Und noch dazu vom Überdrüber-Luxus-Konditor der ehemaligen Monarchie.
    Das darauf folgende
Rauschen im Blätterwald war unglaublich gewesen. Dass davor, gleichzeitig und
auch danach Milliardenbeträge an öffentlichen Geldern verspekuliert,
fehlinvestiert, geschmiert oder sonst wie in den Sand gesetzt worden waren,
hatte dagegen bestenfalls ein bescheidenes Säuseln hervorgerufen.
    Seither wusste Palinski, dass es eines besonderen Augenmaßes
bedurfte, um die öffentliche Meinung wirklich so richtig in Rage zu bringen.

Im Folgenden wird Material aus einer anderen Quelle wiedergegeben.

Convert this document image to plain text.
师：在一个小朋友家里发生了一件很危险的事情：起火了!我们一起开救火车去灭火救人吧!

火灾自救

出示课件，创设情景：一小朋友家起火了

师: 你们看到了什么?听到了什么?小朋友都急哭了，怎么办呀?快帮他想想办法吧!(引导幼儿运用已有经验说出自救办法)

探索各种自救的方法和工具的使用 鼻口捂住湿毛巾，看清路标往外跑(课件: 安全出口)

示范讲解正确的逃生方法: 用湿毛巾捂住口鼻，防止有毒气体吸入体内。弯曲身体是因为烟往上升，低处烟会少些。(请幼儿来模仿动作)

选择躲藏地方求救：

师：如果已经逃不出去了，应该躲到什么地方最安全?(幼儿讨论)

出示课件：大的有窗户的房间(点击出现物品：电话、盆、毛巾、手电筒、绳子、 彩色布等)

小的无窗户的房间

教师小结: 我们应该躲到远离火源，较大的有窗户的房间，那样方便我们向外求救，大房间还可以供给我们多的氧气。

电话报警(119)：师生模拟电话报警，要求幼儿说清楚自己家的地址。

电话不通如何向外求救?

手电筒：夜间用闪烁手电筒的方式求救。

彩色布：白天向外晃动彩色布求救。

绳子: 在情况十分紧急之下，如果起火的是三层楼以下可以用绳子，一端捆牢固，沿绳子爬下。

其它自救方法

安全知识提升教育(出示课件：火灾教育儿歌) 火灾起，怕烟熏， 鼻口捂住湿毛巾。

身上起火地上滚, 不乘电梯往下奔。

Mit Beträgen oder Problemen, die für Herrn und Frau Österreicher nicht konkret
fassbar waren, sondern nur hypothetische Bedeutung hatten, war das nicht
möglich.
    Mit einer Torte aus der Luxuskonditorei im Werte einer
heutigen Mindestpension dagegen schon.
    Die Meldung vom Sieg der Dukatennudeln in einem Schneenockerln-Wettbewerb
war genau von der Art, die Menschen über Gebühr aufregen konnte. Das war so,
als ob ein Japaner die Wahl zum Mister Austria gewonnen hätte. Wenn man das
letzte Argument so recht würdigte, konnte diese Reaktion auf Juri Malatschews
Urteil auch als versteckte, ganz subtile Form von Alltagsrassismus bezeichnet
werden.
    Was davon zu halten war, würde wohl erst die zukünftige
geschichtliche Betrachtung des Vorfalles zeigen.